Tip for examining a joint – if you're not sure what movements are possible at a particular joint, you can test it on yourself by holding the proximal side of the joint and seeing what movements you can still manage. This is isolating the joint. When you want to test a specific joint of a patient, you should do the same so isolate the joint to make sure they cannot compensate the movement with another movement at another joint and to confirm that any abnormality is coming from the joint being examined.

And that, my friends, is all for this lesson but before we finish, I would like to summarize what we covered on this tutorial. First, we introduced the principles of movement and how to describe it. Next, we started to go through the types of movement in the body giving definitions and listing at what joints each movement is possible. We described flexion and extension as rotational movement in the sagittal plane, lateral flexion as rotational movement of a midline structure in the coronal plane, abduction/adduction as rotational movement of a non-midline structure in the coronal plane, rotation of a limb as rotational movement around the long axis of that limb, and rotation of the head and trunk as rotational movement in the coronal plane or, in other words, around the long axis of the vertebral column.

Having covered that, we come on to looking at more specific movements. Starting at the top, we had the mandible performing depression and elevation which we said is translation inferiorly and superiorly, respectively, and protrusion and retrusion which is translation anteriorly and posteriorly, respectively. There was also protraction and retraction meaning protrusion or retrusion with added lateral movement.

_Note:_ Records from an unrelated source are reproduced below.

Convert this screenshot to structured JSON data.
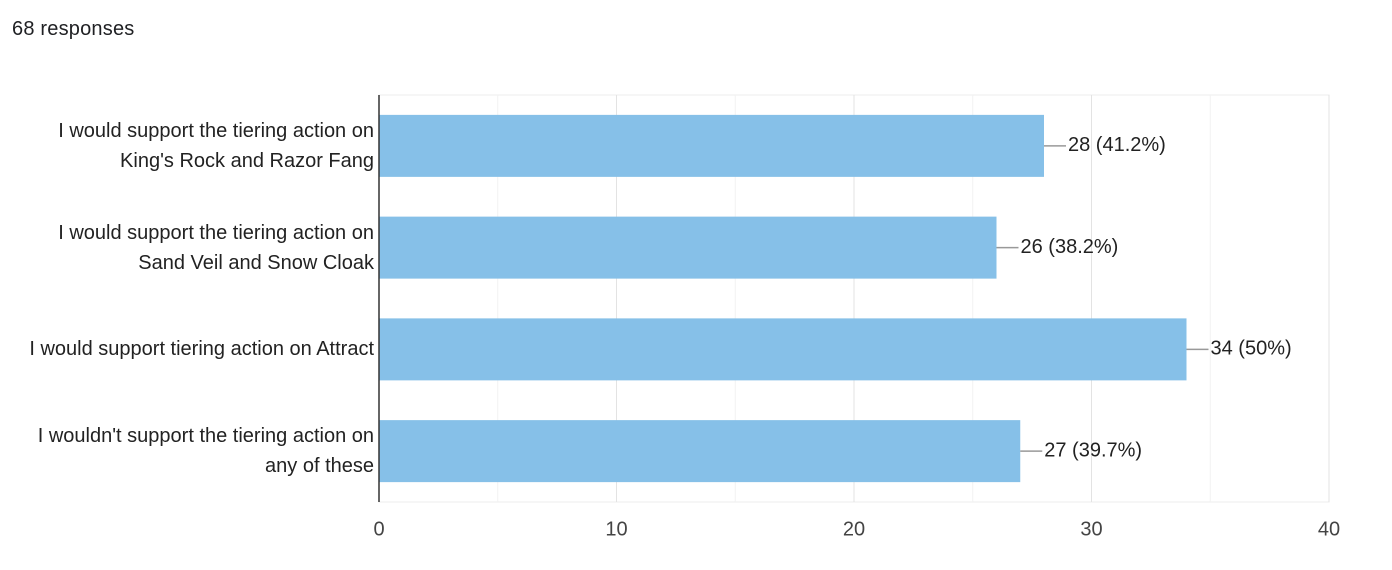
{
  "chart_data": {
    "type": "barh",
    "subtitle": "68 responses",
    "categories": [
      "I would support the tiering action on King's Rock and Razor Fang",
      "I would support the tiering action on Sand Veil and Snow Cloak",
      "I would support tiering action on Attract",
      "I wouldn't support the tiering action on any of these"
    ],
    "values": [
      28,
      26,
      34,
      27
    ],
    "value_labels": [
      "28 (41.2%)",
      "26 (38.2%)",
      "34 (50%)",
      "27 (39.7%)"
    ],
    "color": "#86c0e8",
    "xlim": [
      0,
      40
    ],
    "xticks": [
      0,
      10,
      20,
      30,
      40
    ],
    "xminor_ticks": [
      5,
      15,
      25,
      35
    ],
    "grid": true
  }
}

Our next image showed us circumduction at the shoulder with the limb drawing the shape of a cone and we found out that the hip and thumb can also perform this motion. Examining the forearm yielded supination and pronation which is a twisting of the radius over the ulna to make the palm of the hand supine or prone respectively. The wrist gave us deviation also known as ulnar and radial flexion depending on the direction. And we discussed that the ulna is on the pinky side of the hand while the radius is on the thumb side. In the hand, we studied opposition and reposition of the thumb and learned its importance.

Once we finished the upper limb, we completed our search for types of movement at the ankle with plantarflexion or dorsiflexion – that is the rotational movement of the ankle in the sagittal plane in a plantar or dorsal direction – and inversion or eversion which is a rotational movement at the ankle in the coronal plane. We mentioned that palmar as opposed to plantarflexion and dorsiflexion can be used to describe flexion at the wrist. Finally, we gave a reason for needing to know about the types of movement by introducing the clinical scenario of rheumatoid arthritis and we snuck in a tip of examining joints.

And that's it for this tutorial. Thank you for watching and I will see you on the next one.